Examples, added comments and tests

Zan Vrabic · Zan Vrabic · commit b2aab77d3868 · 2025-02-05T18:20:09.000+01:00
diff --git a/examples/visualization_examples/prepare_datasets.py b/examples/visualization_examples/prepare_datasets.py
@@ -165,3 +165,127 @@ def get_data_developer_salary_data():
     ]]
 
     return arm_df
+
+
+def get_abalone_data():
+	# Read csv and create DataFrame
+    df = pd.read_csv("datasets/Abalone.csv")
+	
+	######### DISCRETIZATION #########
+    def get_descriptive_stats(data_frame, column, bins_num):
+        stats = data_frame[column].describe()
+        bins_values = []
+        if bins_num == 5:
+            bins_values = [
+                stats["min"],
+                stats["25%"],
+                stats["50%"],
+                stats["75%"],
+                stats["max"],
+                stats["max"] + 0.01
+            ]
+        elif bins_num == 3:
+            bins_values = [
+                stats["min"],
+                (stats["min"] + (stats["max"] - stats["min"]) / 3),
+                (stats["min"] + 2 * (stats["max"] - stats["min"]) / 3),
+                stats["max"] + 0.01
+            ]
+
+        return bins_values
+		
+	# LENGTH
+    length_stats = get_descriptive_stats(df, "Length", 3)
+    length_labels = ["Small", "Medium", "Large"]
+    df["Length"] = pd.cut(
+        df["Length"],
+        bins=length_stats,
+        labels=length_labels,
+        include_lowest=True
+    )
+	
+	# DIAMETER
+    diameter_stats = get_descriptive_stats(df, "Diameter", 3)
+    diameter_labels = ["Small", "Medium", "Large"]
+    df["Diameter"] = pd.cut(
+        df["Diameter"],
+        bins=diameter_stats,
+        labels=diameter_labels,
+        include_lowest=True
+    )
+	
+	# HEIGHT
+    height_stats = get_descriptive_stats(df, "Height", 3)
+    height_labels = ["Small", "Medium", "Large"]

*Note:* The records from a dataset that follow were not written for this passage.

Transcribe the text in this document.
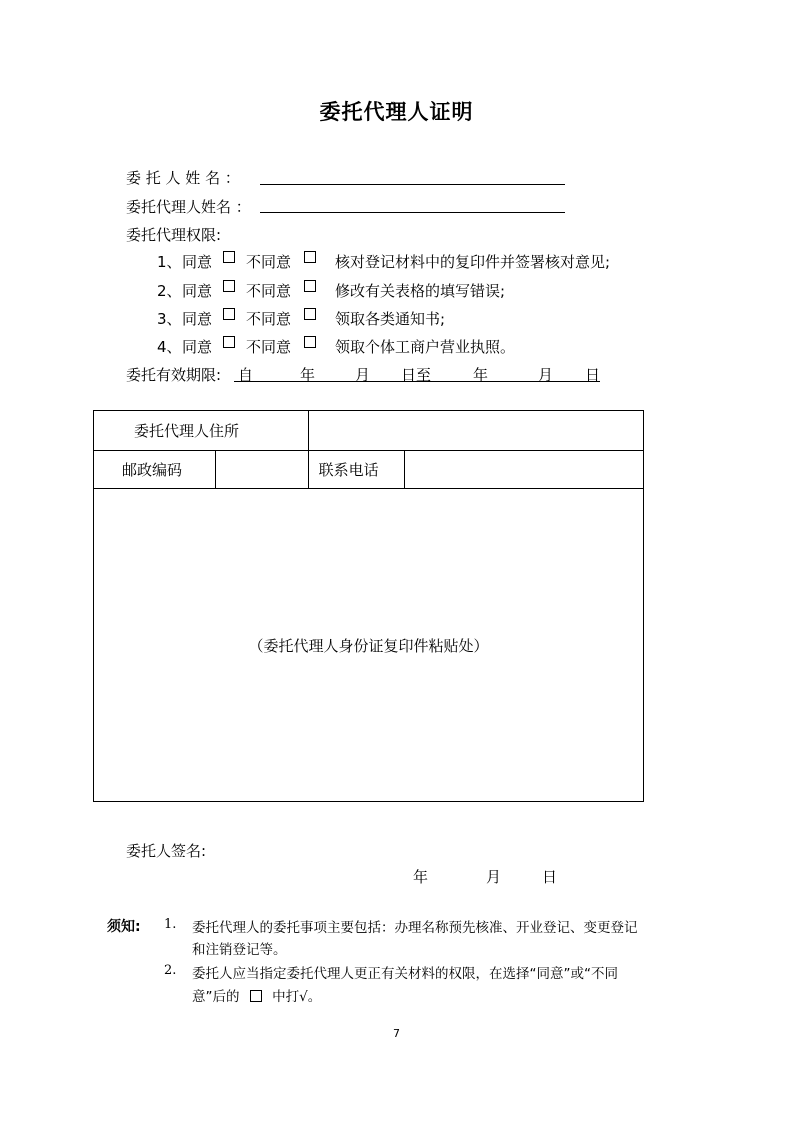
委托代理人证明
委 托 人 姓 名 ：
委托代理人姓名 ：
委托代理权限:
1、 同意 不同意	核对登记材料中的复印件并签署核对意见;
2、 同意 不同意	修改有关表格的填写错误;
3、 同意 不同意	领取各类通知书;
4、 同意 不同意	领取个体工商户营业执照。
委托有效期限: 自	年	月 日至	年	月 日
委托代理人住所			
邮政编码		联系电话	
（委托代理人身份证复印件粘贴处）			
委托人签名:
年	月	日
须知: 1. 委托代理人的委托事项主要包括：办理名称预先核准、开业登记、变更登记
和注销登记等。
2. 委托人应当指定委托代理人更正有关材料的权限，在选择“同意”或“不同
意”后的 中打√。
7
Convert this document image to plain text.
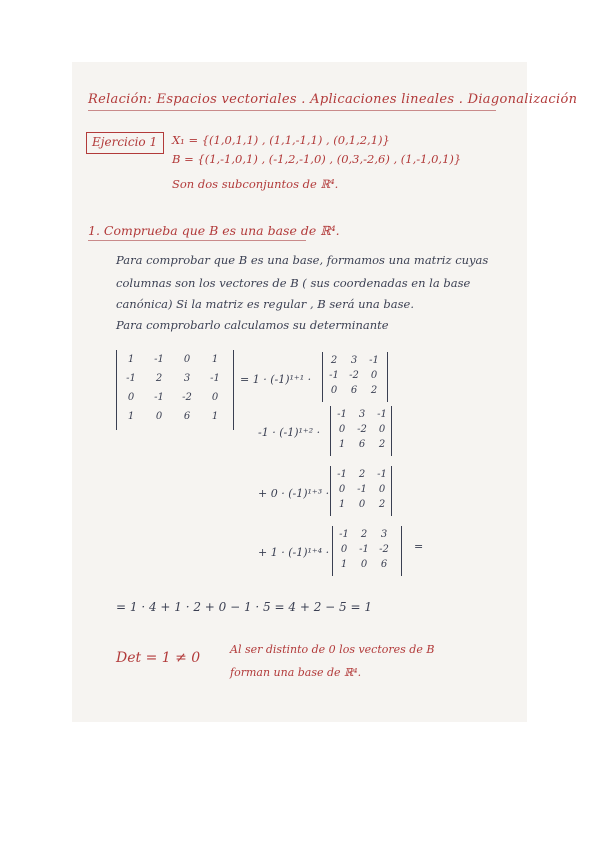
Relación: Espacios vectoriales . Aplicaciones lineales . Diagonalización
Ejercicio 1 X₁ = {(1,0,1,1) , (1,1,-1,1) , (0,1,2,1)}
B = {(1,-1,0,1) , (-1,2,-1,0) , (0,3,-2,6) , (1,-1,0,1)}
Son dos subconjuntos de ℝ⁴.
1. Comprueba que B es una base de ℝ⁴.
Para comprobar que B es una base, formamos una matriz cuyas
columnas son los vectores de B ( sus coordenadas en la base
canónica) Si la matriz es regular , B será una base.
Para comprobarlo calculamos su determinante
1	-1	0	1
-1	2	3	-1
0	-1	-2	0
1	0	6	1
= 1 · (-1)¹⁺¹ ·
-1 · (-1)¹⁺² ·
+ 0 · (-1)¹⁺³ ·
+ 1 · (-1)¹⁺⁴ ·	=
2	3	-1
-1	-2	0
0	6	2
-1	3	-1
0	-2	0
1	6	2
-1	2	-1
0	-1	0
1	0	2
-1	2	3
0	-1	-2
1	0	6
= 1 · 4 + 1 · 2 + 0 − 1 · 5 = 4 + 2 − 5 = 1
Det = 1 ≠ 0
Al ser distinto de 0 los vectores de B
forman una base de ℝ⁴.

+    df["Height"] = pd.cut(
+        df["Height"],
+        bins=height_stats,
+        labels=height_labels,
+        include_lowest=True
+    )	
+	
+	# WHOLE WEIGHT
+    whole_weight_stats = get_descriptive_stats(df, "Whole weight", 3)

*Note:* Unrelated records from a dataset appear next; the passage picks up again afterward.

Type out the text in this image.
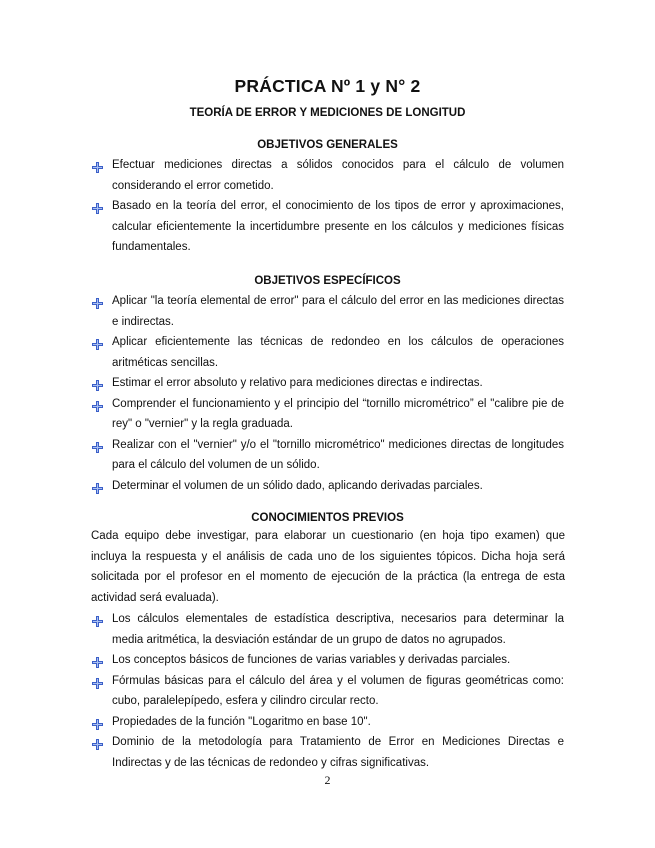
PRÁCTICA Nº 1 y N° 2
TEORÍA DE ERROR Y MEDICIONES DE LONGITUD
OBJETIVOS GENERALES
Efectuar mediciones directas a sólidos conocidos para el cálculo de volumen considerando el error cometido.
Basado en la teoría del error, el conocimiento de los tipos de error y aproximaciones, calcular eficientemente la incertidumbre presente en los cálculos y mediciones físicas fundamentales.
OBJETIVOS ESPECÍFICOS
Aplicar "la teoría elemental de error" para el cálculo del error en las mediciones directas e indirectas.
Aplicar eficientemente las técnicas de redondeo en los cálculos de operaciones aritméticas sencillas.
Estimar el error absoluto y relativo para mediciones directas e indirectas.
Comprender el funcionamiento y el principio del “tornillo micrométrico” el "calibre pie de rey" o "vernier" y la regla graduada.
Realizar con el "vernier" y/o el "tornillo micrométrico" mediciones directas de longitudes para el cálculo del volumen de un sólido.
Determinar el volumen de un sólido dado, aplicando derivadas parciales.
CONOCIMIENTOS PREVIOS
Cada equipo debe investigar, para elaborar un cuestionario (en hoja tipo examen) que incluya la respuesta y el análisis de cada uno de los siguientes tópicos. Dicha hoja será solicitada por el profesor en el momento de ejecución de la práctica (la entrega de esta actividad será evaluada).
Los cálculos elementales de estadística descriptiva, necesarios para determinar la media aritmética, la desviación estándar de un grupo de datos no agrupados.
Los conceptos básicos de funciones de varias variables y derivadas parciales.
Fórmulas básicas para el cálculo del área y el volumen de figuras geométricas como: cubo, paralelepípedo, esfera y cilindro circular recto.
Propiedades de la función "Logaritmo en base 10".
Dominio de la metodología para Tratamiento de Error en Mediciones Directas e Indirectas y de las técnicas de redondeo y cifras significativas.
2
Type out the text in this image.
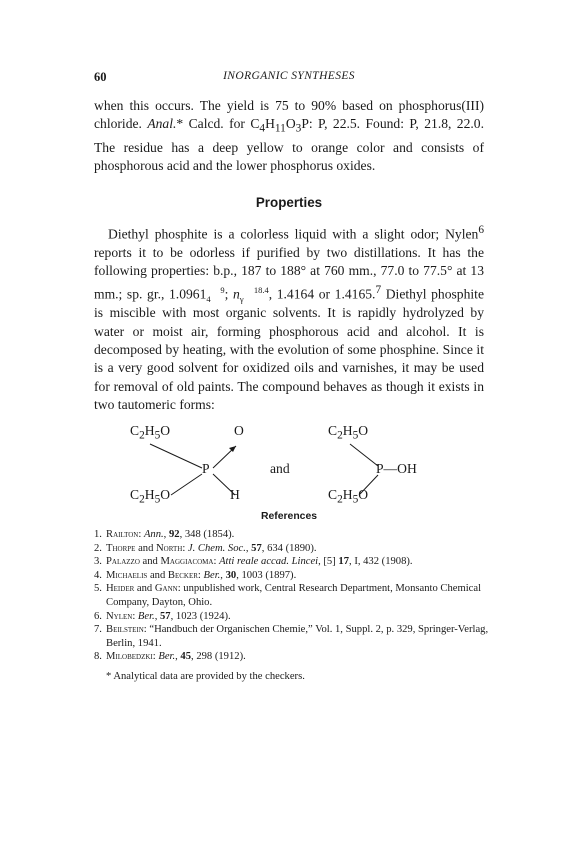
60	INORGANIC SYNTHESES
when this occurs. The yield is 75 to 90% based on phosphorus(III) chloride. Anal.* Calcd. for $C_4H_{11}O_3P$: P, 22.5. Found: P, 21.8, 22.0. The residue has a deep yellow to orange color and consists of phosphorous acid and the lower phosphorus oxides.
Properties
Diethyl phosphite is a colorless liquid with a slight odor; Nylen$^6$ reports it to be odorless if purified by two distillations. It has the following properties: b.p., 187 to 188° at 760 mm., 77.0 to 77.5° at 13 mm.; sp. gr., 1.0961 9
4 ; n 18.4
γ , 1.4164 or 1.4165.$^7$ Diethyl phosphite is miscible with most organic solvents. It is rapidly hydrolyzed by water or moist air, forming phosphorous acid and alcohol. It is decomposed by heating, with the evolution of some phosphine. Since it is a very good solvent for oxidized oils and varnishes, it may be used for removal of old paints. The compound behaves as though it exists in two tautomeric forms:
$C_2H_5O$	O
P	and
$C_2H_5O$	H
$C_2H_5O$
P—OH
$C_2H_5O$
References
1. Railton: Ann., 92, 348 (1854).
2. Thorpe and North: J. Chem. Soc., 57, 634 (1890).
3. Palazzo and Maggiacoma: Atti reale accad. Lincei, [5] 17, I, 432 (1908).
4. Michaelis and Becker: Ber., 30, 1003 (1897).
5. Heider and Gann: unpublished work, Central Research Department, Monsanto Chemical Company, Dayton, Ohio.
6. Nylen: Ber., 57, 1023 (1924).
7. Beilstein: “Handbuch der Organischen Chemie,” Vol. 1, Suppl. 2, p. 329, Springer-Verlag, Berlin, 1941.
8. Milobedzki: Ber., 45, 298 (1912).
* Analytical data are provided by the checkers.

+    whole_weight_labels = ["Light", "Medium", "Heavy"]
+    df["Whole weight"] = pd.cut(
+        df["Whole weight"],
+        bins=whole_weight_stats,
+        labels=whole_weight_labels,
+        include_lowest=True
+    )
+		
+	# SHUCKED WEIGHT
+    shucked_weight_stats = get_descriptive_stats(df, "Shucked weight", 3)
+    shucked_weight_labels = ["Light", "Medium", "Heavy"]

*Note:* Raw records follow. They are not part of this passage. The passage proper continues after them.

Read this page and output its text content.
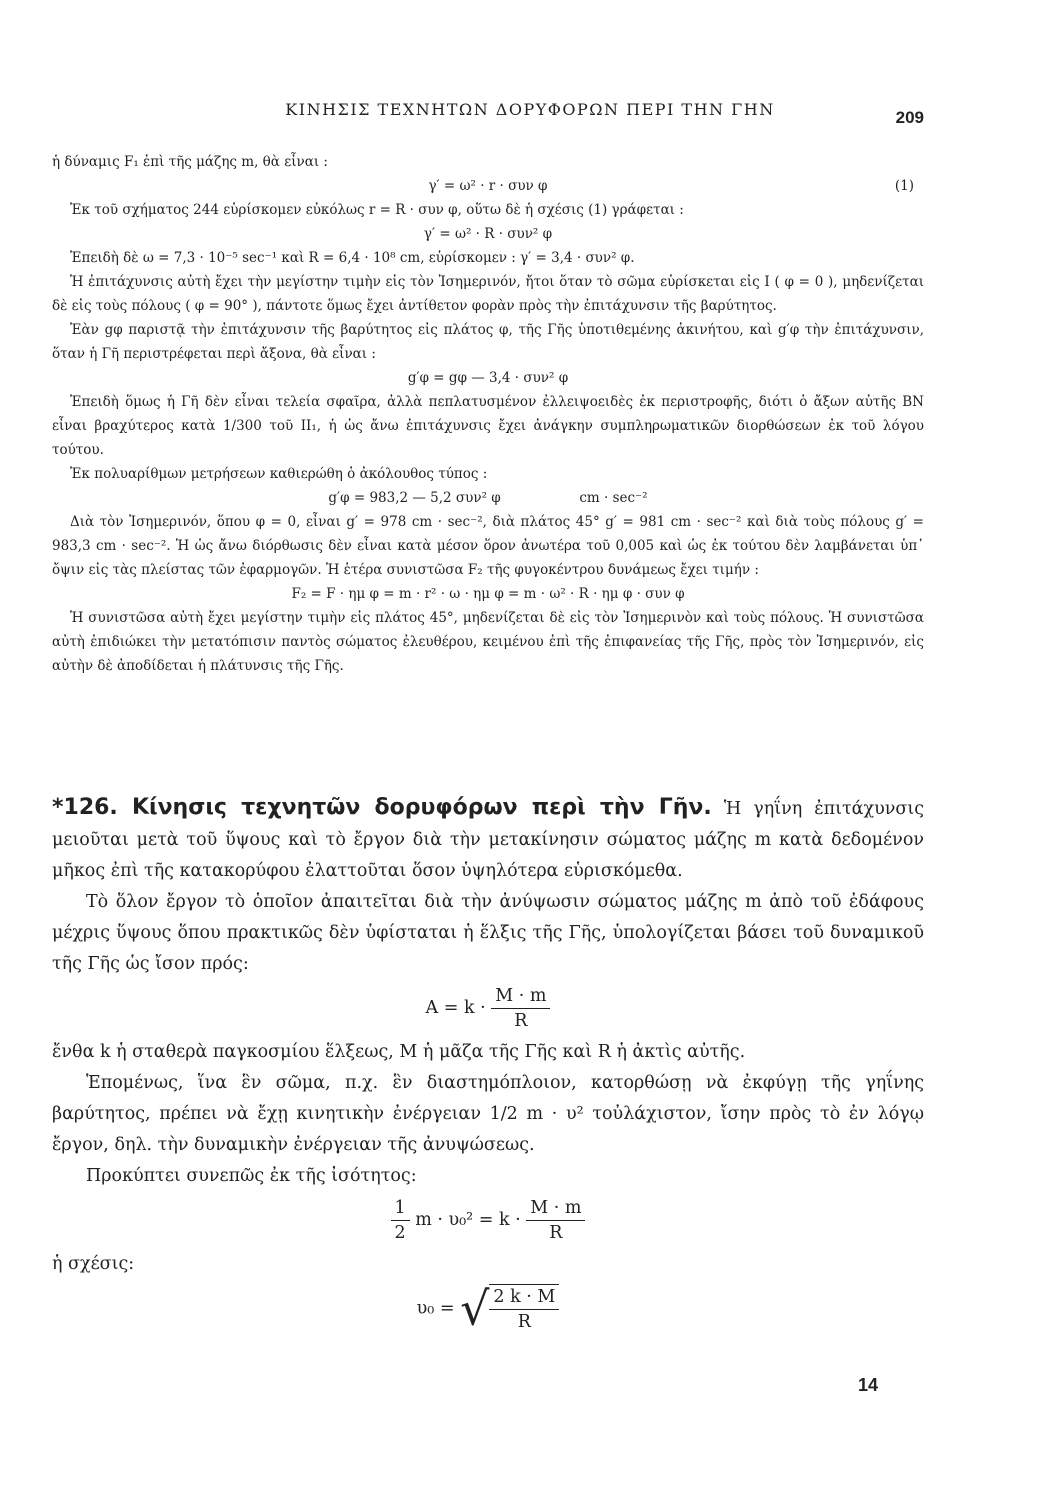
ΚΙΝΗΣΙΣ ΤΕΧΝΗΤΩΝ ΔΟΡΥΦΟΡΩΝ ΠΕΡΙ ΤΗΝ ΓΗΝ	209

ἡ δύναμις F₁ ἐπὶ τῆς μάζης m, θὰ εἶναι :

γ′ = ω² · r · συν φ	(1)

Ἐκ τοῦ σχήματος 244 εὑρίσκομεν εὐκόλως r = R · συν φ, οὕτω δὲ ἡ σχέσις (1) γράφεται :

γ′ = ω² · R · συν² φ

Ἐπειδὴ δὲ ω = 7,3 · 10⁻⁵ sec⁻¹ καὶ R = 6,4 · 10⁸ cm, εὑρίσκομεν : γ′ = 3,4 · συν² φ.

Ἡ ἐπιτάχυνσις αὐτὴ ἔχει τὴν μεγίστην τιμὴν εἰς τὸν Ἰσημερινόν, ἤτοι ὅταν τὸ σῶμα εὑρίσκεται εἰς Ι ( φ = 0 ), μηδενίζεται δὲ εἰς τοὺς πόλους ( φ = 90° ), πάντοτε ὅμως ἔχει ἀντίθετον φορὰν πρὸς τὴν ἐπιτάχυνσιν τῆς βαρύτητος.

Ἐὰν gφ παριστᾷ τὴν ἐπιτάχυνσιν τῆς βαρύτητος εἰς πλάτος φ, τῆς Γῆς ὑποτιθεμένης ἀκινήτου, καὶ g′φ τὴν ἐπιτάχυνσιν, ὅταν ἡ Γῆ περιστρέφεται περὶ ἄξονα, θὰ εἶναι :

g′φ = gφ — 3,4 · συν² φ

Ἐπειδὴ ὅμως ἡ Γῆ δὲν εἶναι τελεία σφαῖρα, ἀλλὰ πεπλατυσμένον ἐλλειψοειδὲς ἐκ περιστροφῆς, διότι ὁ ἄξων αὐτῆς ΒΝ εἶναι βραχύτερος κατὰ 1/300 τοῦ ΙΙ₁, ἡ ὡς ἄνω ἐπιτάχυνσις ἔχει ἀνάγκην συμπληρωματικῶν διορθώσεων ἐκ τοῦ λόγου τούτου.

Ἐκ πολυαρίθμων μετρήσεων καθιερώθη ὁ ἀκόλουθος τύπος :

g′φ = 983,2 — 5,2 συν² φ	cm · sec⁻²

Διὰ τὸν Ἰσημερινόν, ὅπου φ = 0, εἶναι g′ = 978 cm · sec⁻², διὰ πλάτος 45° g′ = 981 cm · sec⁻² καὶ διὰ τοὺς πόλους g′ = 983,3 cm · sec⁻². Ἡ ὡς ἄνω διόρθωσις δὲν εἶναι κατὰ μέσον ὅρον ἀνωτέρα τοῦ 0,005 καὶ ὡς ἐκ τούτου δὲν λαμβάνεται ὑπ᾽ ὄψιν εἰς τὰς πλείστας τῶν ἐφαρμογῶν. Ἡ ἑτέρα συνιστῶσα F₂ τῆς φυγοκέντρου δυνάμεως ἔχει τιμήν :

F₂ = F · ημ φ = m · r² · ω · ημ φ = m · ω² · R · ημ φ · συν φ

Ἡ συνιστῶσα αὐτὴ ἔχει μεγίστην τιμὴν εἰς πλάτος 45°, μηδενίζεται δὲ εἰς τὸν Ἰσημερινὸν καὶ τοὺς πόλους. Ἡ συνιστῶσα αὐτὴ ἐπιδιώκει τὴν μετατόπισιν παντὸς σώματος ἐλευθέρου, κειμένου ἐπὶ τῆς ἐπιφανείας τῆς Γῆς, πρὸς τὸν Ἰσημερινόν, εἰς αὐτὴν δὲ ἀποδίδεται ἡ πλάτυνσις τῆς Γῆς.

*126. Κίνησις τεχνητῶν δορυφόρων περὶ τὴν Γῆν. Ἡ γηΐνη ἐπιτάχυνσις μειοῦται μετὰ τοῦ ὕψους καὶ τὸ ἔργον διὰ τὴν μετακίνησιν σώματος μάζης m κατὰ δεδομένον μῆκος ἐπὶ τῆς κατακορύφου ἐλαττοῦται ὅσον ὑψηλότερα εὑρισκόμεθα.

Τὸ ὅλον ἔργον τὸ ὁποῖον ἀπαιτεῖται διὰ τὴν ἀνύψωσιν σώματος μάζης m ἀπὸ τοῦ ἐδάφους μέχρις ὕψους ὅπου πρακτικῶς δὲν ὑφίσταται ἡ ἕλξις τῆς Γῆς, ὑπολογίζεται βάσει τοῦ δυναμικοῦ τῆς Γῆς ὡς ἴσον πρός:

$A = k \cdot \frac{M \cdot m}{R}$

ἔνθα k ἡ σταθερὰ παγκοσμίου ἕλξεως, Μ ἡ μᾶζα τῆς Γῆς καὶ R ἡ ἀκτὶς αὐτῆς.

Ἑπομένως, ἵνα ἓν σῶμα, π.χ. ἓν διαστημόπλοιον, κατορθώσῃ νὰ ἐκφύγῃ τῆς γηΐνης βαρύτητος, πρέπει νὰ ἔχῃ κινητικὴν ἐνέργειαν 1/2 m · υ² τοὐλάχιστον, ἴσην πρὸς τὸ ἐν λόγῳ ἔργον, δηλ. τὴν δυναμικὴν ἐνέργειαν τῆς ἀνυψώσεως.

Προκύπτει συνεπῶς ἐκ τῆς ἰσότητος:

$\frac{1}{2}$ $m \cdot \upsilon_0^2 = k \cdot \frac{M \cdot m}{R}$

ἡ σχέσις:

υ₀ = √ $\frac{2 k \cdot M}{R}$
14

+    df["Shucked weight"] = pd.cut(
+        df["Shucked weight"],
+        bins=shucked_weight_stats,
+        labels=shucked_weight_labels,
+        include_lowest=True
+    )
+			
+	# VISCERA WEIGHT
+    viscera_weight_stats = get_descriptive_stats(df, "Viscera weight", 3)
+    viscera_weight_labels = ["Light", "Medium", "Heavy"]
+    df["Viscera weight"] = pd.cut(
+        df["Viscera weight"],
+        bins=viscera_weight_stats,
+        labels=viscera_weight_labels,
+        include_lowest=True
+    )
+					
+	# SHELL WEIGHT
+    shell_weight_stats = get_descriptive_stats(df, "Shell weight", 3)
+    shell_weight_labels = ["Light", "Medium", "Heavy"]
+    df["Shell weight"] = pd.cut(
+        df["Shell weight"],
+        bins=shell_weight_stats,
+        labels=shell_weight_labels,
+        include_lowest=True
+    )
+			
+	# AGE
+    age_stats = get_descriptive_stats(df, "Rings", 3)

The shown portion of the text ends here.